The ‘Australian wreck’ dates back to 1890, when it was originally a Dutch cargo and passenger steamer. The Dutch sunk the vessel during WWII to prevent the Japanese from using it. However, the Japanese salvaged what was left of the ship and used it as a cargo vessel. It was henceforth known as ‘Imbari Maru’.
In 1944, the vessel met an abrupt end when it was attacked by the Australian air force – hence the name – and sank 23 km southwest of Labuan. It’s thought as many as 339 people died, many of whom were female prisoners, while others escaped via lifeboats. Many believe the wreck to be haunted. The ‘Australian wreck’ is now home to an amazing array of marine life with its shallowest depth at 24 metres.

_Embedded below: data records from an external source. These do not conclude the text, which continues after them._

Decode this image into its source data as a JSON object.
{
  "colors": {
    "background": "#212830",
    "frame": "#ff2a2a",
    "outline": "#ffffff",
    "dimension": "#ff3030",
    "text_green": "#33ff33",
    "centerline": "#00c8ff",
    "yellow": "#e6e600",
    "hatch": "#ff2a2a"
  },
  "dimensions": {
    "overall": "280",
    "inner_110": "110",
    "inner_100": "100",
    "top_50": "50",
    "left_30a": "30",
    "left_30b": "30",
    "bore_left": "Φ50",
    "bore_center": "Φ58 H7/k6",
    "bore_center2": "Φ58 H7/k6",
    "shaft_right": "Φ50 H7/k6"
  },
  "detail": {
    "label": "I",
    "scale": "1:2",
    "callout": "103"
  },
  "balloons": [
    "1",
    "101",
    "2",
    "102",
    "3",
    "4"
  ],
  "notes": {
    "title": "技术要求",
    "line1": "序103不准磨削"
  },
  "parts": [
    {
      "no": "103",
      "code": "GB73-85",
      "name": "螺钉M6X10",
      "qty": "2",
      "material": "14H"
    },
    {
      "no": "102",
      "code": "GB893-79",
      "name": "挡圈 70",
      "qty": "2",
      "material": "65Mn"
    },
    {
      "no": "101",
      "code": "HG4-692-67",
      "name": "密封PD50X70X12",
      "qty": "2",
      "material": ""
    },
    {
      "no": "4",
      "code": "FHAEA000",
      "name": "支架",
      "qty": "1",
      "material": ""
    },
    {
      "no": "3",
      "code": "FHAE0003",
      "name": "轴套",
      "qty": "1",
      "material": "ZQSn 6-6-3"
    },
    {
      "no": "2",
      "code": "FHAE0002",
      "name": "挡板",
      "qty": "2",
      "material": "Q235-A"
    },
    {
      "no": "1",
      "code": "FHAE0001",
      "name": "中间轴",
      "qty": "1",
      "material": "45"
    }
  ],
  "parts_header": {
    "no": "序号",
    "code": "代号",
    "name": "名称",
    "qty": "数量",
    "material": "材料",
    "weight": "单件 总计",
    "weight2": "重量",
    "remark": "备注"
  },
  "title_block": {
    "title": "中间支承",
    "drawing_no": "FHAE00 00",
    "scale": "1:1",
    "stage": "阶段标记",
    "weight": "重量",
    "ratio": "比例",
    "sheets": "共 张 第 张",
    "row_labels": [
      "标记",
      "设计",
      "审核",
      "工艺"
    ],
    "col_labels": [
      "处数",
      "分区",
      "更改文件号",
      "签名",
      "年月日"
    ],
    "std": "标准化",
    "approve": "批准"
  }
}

Considered the most popular dive site among them all is the ‘Blue Water wreck’, which is named after the surrounding crystal blue waters, where there is incredible visibility. This once large fishing trawler from the Philippines ‘Mabini Padre’ caught fire and sank in 1981, fortunately, no lives were lost.
The corals are somewhat sparse but rich, attracting lionfish, cardinal fish, batfish and a variety of groupers among others. With its excellent visibility and wide array of marine life, experienced divers will find the ‘Blue Water wreck’ truly memorable.
The ‘Cement wreck’ is located some 21km off Labuan, east of Kuraman Island and is the shallowest among the four. The ship once transported cement to Brunei for the construction of the Sultan’s new palace until it struck a bank and sunk at about 30 metres. Her masts stand at 8 metres and the roof of the wheelhouse at 14 metres. This ‘perfect’ position makes the wreck ideal for novice divers and wreck diving training.
The site is awe-inspiring with its top half covered by a garden of soft and hard corals, ferns and sponges. Schools of small barracudas and playful batfish swirl about the mast.